In one sense his body language sent the right message: He didn't raise his hands, palms out, in defensive gestures, or lean away from his attackers. But his fixed smirk sent a message of pure contempt.

In the French debate, this was so obvious, and so bad, that I expected him to correct it the next night -- if need be, with injections of Botox.

But it came back with fatal frequency, making him look smug and patronizing. Even a poker face would have given him the appearance of listening respectfully before rebutting his attacker's argument.

Non-verbal elements in the English debate included Duceppe's freedom to be a kind of colour commentator, poking fun at all the non-Quebecers. Elizabeth May showed flashes of humour also, but her tone of voice was usually that of an axe-grinder.

The prof and the class wiseguy

Stephane Dion's strategy was to maintain a calm, measured tone of voice. It minimized his awkward accent; more importantly, he conveyed tranquility rather than the anxiety revealed in many of his English-language interviews.

It was a good decision, and not just an act.

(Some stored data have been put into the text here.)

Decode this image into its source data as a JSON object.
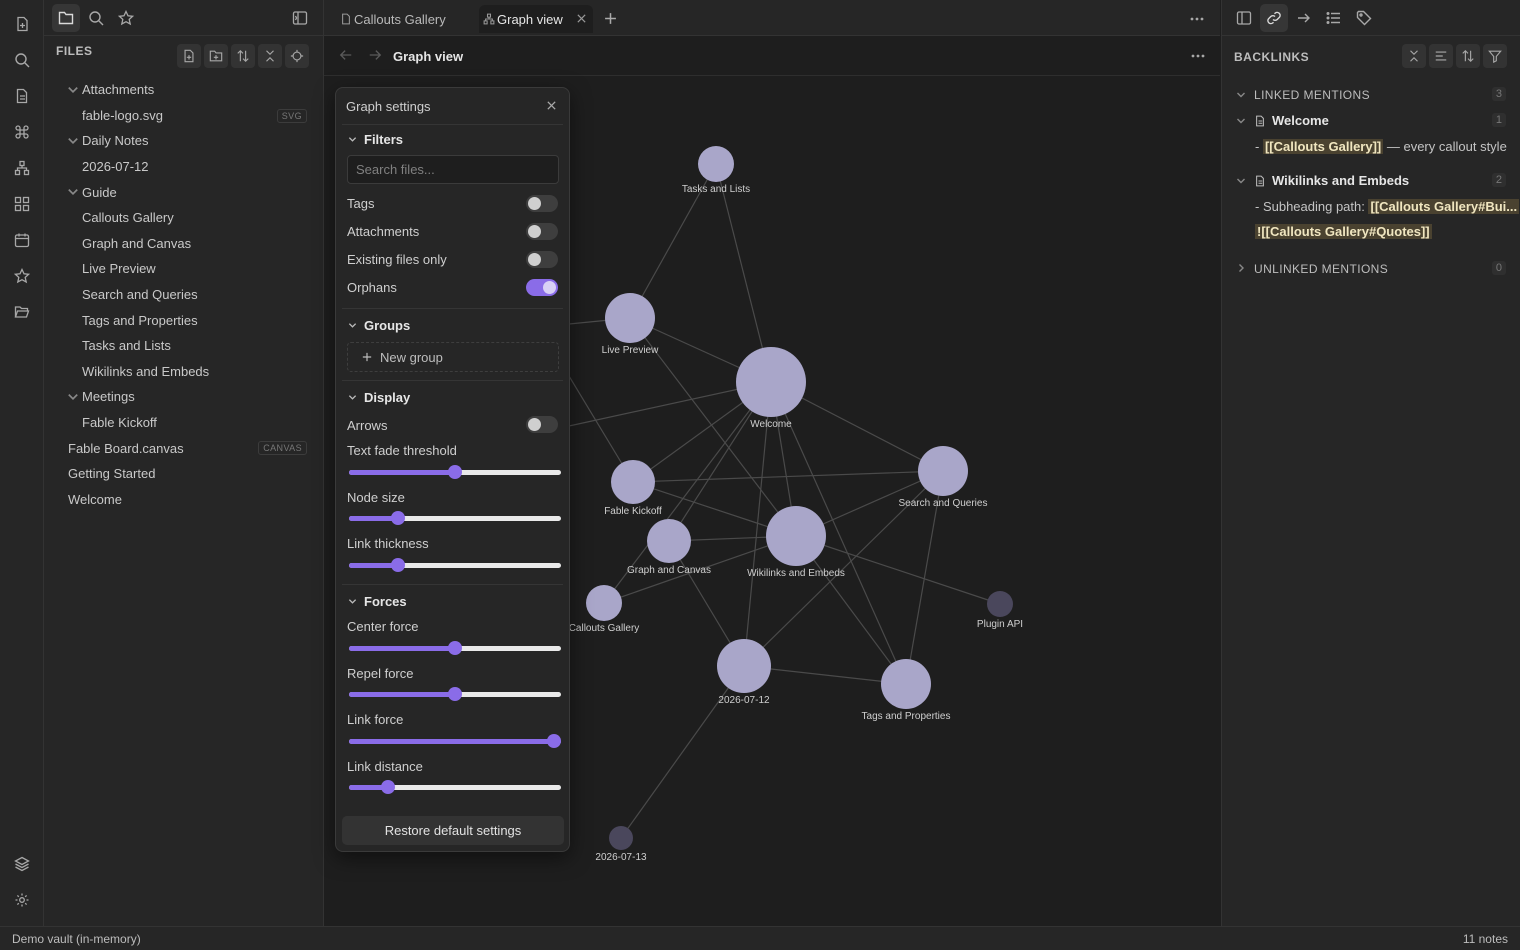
{
  "left_sidebar": {
    "files_header": "FILES",
    "tree": [
      {
        "label": "Attachments",
        "type": "folder",
        "depth": 1
      },
      {
        "label": "fable-logo.svg",
        "type": "file",
        "depth": 2,
        "badge": "SVG"
      },
      {
        "label": "Daily Notes",
        "type": "folder",
        "depth": 1
      },
      {
        "label": "2026-07-12",
        "type": "file",
        "depth": 2
      },
      {
        "label": "Guide",
        "type": "folder",
        "depth": 1
      },
      {
        "label": "Callouts Gallery",
        "type": "file",
        "depth": 2
      },
      {
        "label": "Graph and Canvas",
        "type": "file",
        "depth": 2
      },
      {
        "label": "Live Preview",
        "type": "file",
        "depth": 2
      },
      {
        "label": "Search and Queries",
        "type": "file",
        "depth": 2
      },
      {
        "label": "Tags and Properties",
        "type": "file",
        "depth": 2
      },
      {
        "label": "Tasks and Lists",
        "type": "file",
        "depth": 2
      },
      {
        "label": "Wikilinks and Embeds",
        "type": "file",
        "depth": 2
      },
      {
        "label": "Meetings",
        "type": "folder",
        "depth": 1
      },
      {
        "label": "Fable Kickoff",
        "type": "file",
        "depth": 2
      },
      {
        "label": "Fable Board.canvas",
        "type": "file",
        "depth": 0,
        "badge": "CANVAS"
      },
      {
        "label": "Getting Started",
        "type": "file",
        "depth": 0
      },
      {
        "label": "Welcome",
        "type": "file",
        "depth": 0
      }
    ]
  },
  "tabs": [
    {
      "label": "Callouts Gallery",
      "icon": "document-icon",
      "active": false
    },
    {
      "label": "Graph view",
      "icon": "graph-icon",
      "active": true
    }
  ],
  "view": {
    "title": "Graph view"
  },
  "graph_settings": {
    "title": "Graph settings",
    "filters": {
      "title": "Filters",
      "search_placeholder": "Search files...",
      "options": [
        {
          "label": "Tags",
          "on": false
        },
        {
          "label": "Attachments",
          "on": false
        },
        {
          "label": "Existing files only",
          "on": false
        },
        {
          "label": "Orphans",
          "on": true
        }
      ]
    },
    "groups": {
      "title": "Groups",
      "new_group": "New group"
    },
    "display": {
      "title": "Display",
      "arrows_label": "Arrows",
      "arrows_on": false,
      "sliders": [
        {
          "label": "Text fade threshold",
          "value": 0.5
        },
        {
          "label": "Node size",
          "value": 0.21
        },
        {
          "label": "Link thickness",
          "value": 0.21
        }
      ]
    },
    "forces": {
      "title": "Forces",
      "sliders": [
        {
          "label": "Center force",
          "value": 0.5
        },
        {
          "label": "Repel force",
          "value": 0.5
        },
        {
          "label": "Link force",
          "value": 1.0
        },
        {
          "label": "Link distance",
          "value": 0.16
        }
      ]
    },
    "restore_label": "Restore default settings"
  },
  "graph": {
    "nodes": [
      {
        "id": "tasks",
        "label": "Tasks and Lists",
        "orphan": false
      },
      {
        "id": "live",
        "label": "Live Preview",
        "orphan": false
      },
      {
        "id": "welcome",
        "label": "Welcome",
        "orphan": false
      },
      {
        "id": "search",
        "label": "Search and Queries",
        "orphan": false
      },
      {
        "id": "kickoff",
        "label": "Fable Kickoff",
        "orphan": false
      },
      {
        "id": "gc",
        "label": "Graph and Canvas",
        "orphan": false
      },
      {
        "id": "wiki",
        "label": "Wikilinks and Embeds",
        "orphan": false
      },
      {
        "id": "callouts",
        "label": "Callouts Gallery",
        "orphan": false
      },
      {
        "id": "plugin",
        "label": "Plugin API",
        "orphan": true
      },
      {
        "id": "d12",
        "label": "2026-07-12",
        "orphan": false
      },
      {
        "id": "tags",
        "label": "Tags and Properties",
        "orphan": false
      },
      {
        "id": "d13",
        "label": "2026-07-13",
        "orphan": true
      }
    ],
    "node_color": "#a9a6c9",
    "orphan_color": "#4a475c",
    "link_color": "#4a4a4a"
  },
  "backlinks": {
    "header": "BACKLINKS",
    "linked": {
      "title": "LINKED MENTIONS",
      "count": "3",
      "files": [
        {
          "name": "Welcome",
          "count": "1",
          "snippets": [
            {
              "prefix": "- ",
              "link": "[[Callouts Gallery]]",
              "suffix": " — every callout style"
            }
          ]
        },
        {
          "name": "Wikilinks and Embeds",
          "count": "2",
          "snippets": [
            {
              "prefix": "- Subheading path: ",
              "link": "[[Callouts Gallery#Bui...",
              "suffix": ""
            },
            {
              "prefix": "",
              "link": "![[Callouts Gallery#Quotes]]",
              "suffix": ""
            }
          ]
        }
      ]
    },
    "unlinked": {
      "title": "UNLINKED MENTIONS",
      "count": "0"
    }
  },
  "status": {
    "left": "Demo vault (in-memory)",
    "right": "11 notes"
  },
  "accent": "#8a6ce8"
}
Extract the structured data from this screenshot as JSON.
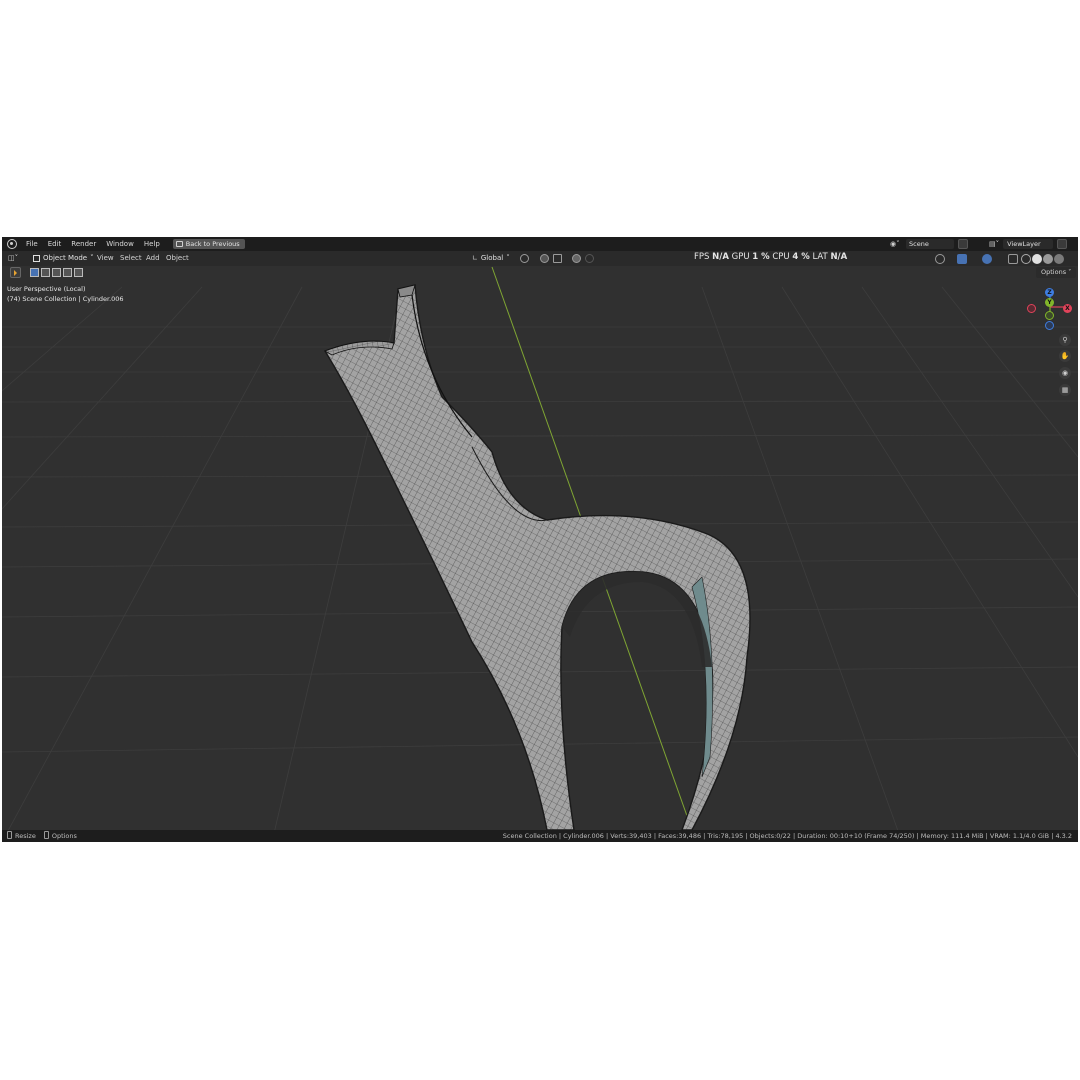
{
  "topbar": {
    "menu": [
      "File",
      "Edit",
      "Render",
      "Window",
      "Help"
    ],
    "back_button": "Back to Previous",
    "scene": "Scene",
    "view_layer": "ViewLayer"
  },
  "header": {
    "mode": "Object Mode",
    "menu": [
      "View",
      "Select",
      "Add",
      "Object"
    ],
    "transform_orientation": "Global",
    "stats": {
      "fps_label": "FPS",
      "fps_value": "N/A",
      "gpu_label": "GPU",
      "gpu_value": "1 %",
      "cpu_label": "CPU",
      "cpu_value": "4 %",
      "lat_label": "LAT",
      "lat_value": "N/A"
    }
  },
  "toolbar": {
    "options_label": "Options"
  },
  "viewport": {
    "perspective": "User Perspective (Local)",
    "collection_info": "(74) Scene Collection | Cylinder.006",
    "gizmo": {
      "x_label": "X",
      "y_label": "Y",
      "z_label": "Z"
    }
  },
  "colors": {
    "x_axis": "#e0435a",
    "y_axis": "#82b62a",
    "z_axis": "#3e7de0",
    "background": "#303030",
    "mesh": "#a9a9a9"
  },
  "statusbar": {
    "left": [
      "Resize",
      "Options"
    ],
    "right": "Scene Collection | Cylinder.006 | Verts:39,403 | Faces:39,486 | Tris:78,195 | Objects:0/22 | Duration: 00:10+10 (Frame 74/250) | Memory: 111.4 MiB | VRAM: 1.1/4.0 GiB | 4.3.2"
  }
}
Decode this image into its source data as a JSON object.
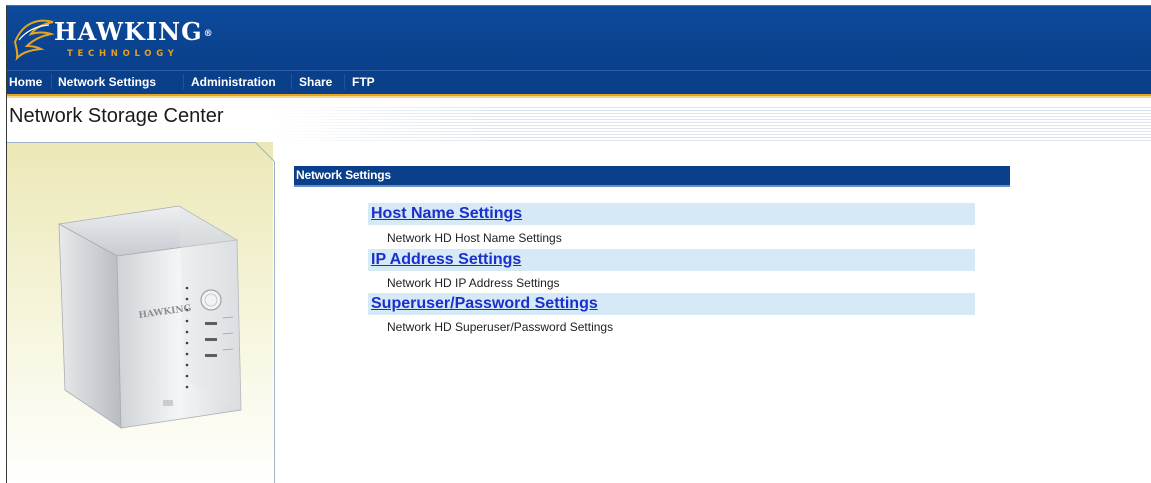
{
  "brand": {
    "name": "HAWKING",
    "registered": "®",
    "subtitle": "TECHNOLOGY"
  },
  "nav": {
    "items": [
      {
        "label": "Home"
      },
      {
        "label": "Network Settings"
      },
      {
        "label": "Administration"
      },
      {
        "label": "Share"
      },
      {
        "label": "FTP"
      }
    ]
  },
  "page": {
    "title": "Network Storage Center"
  },
  "sidebar": {
    "device_brand": "HAWKING"
  },
  "main": {
    "section_title": "Network Settings",
    "links": [
      {
        "title": "Host Name Settings",
        "description": "Network HD Host Name Settings"
      },
      {
        "title": "IP Address Settings",
        "description": "Network HD IP Address Settings"
      },
      {
        "title": "Superuser/Password Settings",
        "description": "Network HD Superuser/Password Settings"
      }
    ]
  },
  "colors": {
    "header_blue": "#0a3f8a",
    "nav_accent": "#e6a420",
    "link_blue": "#1a2fcc",
    "link_bar_bg": "#d6e9f6",
    "sidebar_bg": "#ebe8b6"
  }
}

He looked and sounded like a good classroom prof, one who knows his stuff and keeps the students on task. Layton, by contrast, was the class wise guy, eager to take shots at top-student Harper.

But the intimacy of the setting also made his sudden attack on Dion all the more startling: The two men were side by side, and Layton was right in Dion's face. The Liberal handled it well, but the intent was to show that Layton is ready to get up close and nasty.

Who won?

Who won? Who lost? Opinions vary. On the Maclean's blog, Andrew Coyne cited a snap poll saying Dion clearly won the French debate.

On the Western Standard, a right-wing blog, P.M. Jaworski gave the English debate to Layton -- on the basis of "zingers." But Jaworski added: "I suppose Harper did well just by staying quiet and reserved. And maybe some people thought that had all the appearance of a statesman."

The Friday Globe and Mail, on the basis of an Ipsos Reid poll, gave the English debate to Harper, with a "most improved" award to Elizabeth May.

Among the blogging Dippers, "Jan from the Bruce" was typical: Layton won the debates. Liberal blogger James Curran reacted to the debates by attacking the NDP and Conservatives, not by backing Dion.

Keeping their togas clean

Non-verbally, the candidates mostly kept their togas clean. Elizabeth May established herself as a political presence. Happy-warrior Jack Layton evoked memories of street fighter Jean Chretien, not honest boxer Tommy Douglas. Gilles Duceppe kept up a non-verbal conversation with his own constituents while ignoring the rest of us. Stephane Dion didn't yield his space and tried to take some of Harper's.

Stephen Harper for the most part stayed on his nonverbal message: With my physical bulk and my blue suit, I'm the PM and I should stay that way. But the contempt he conveyed with that smirk wasn't aimed just at the other debaters: It was aimed at anyone who's not backing him.

The snap polls may not have picked that up, but the Oct. 14 poll very likely will.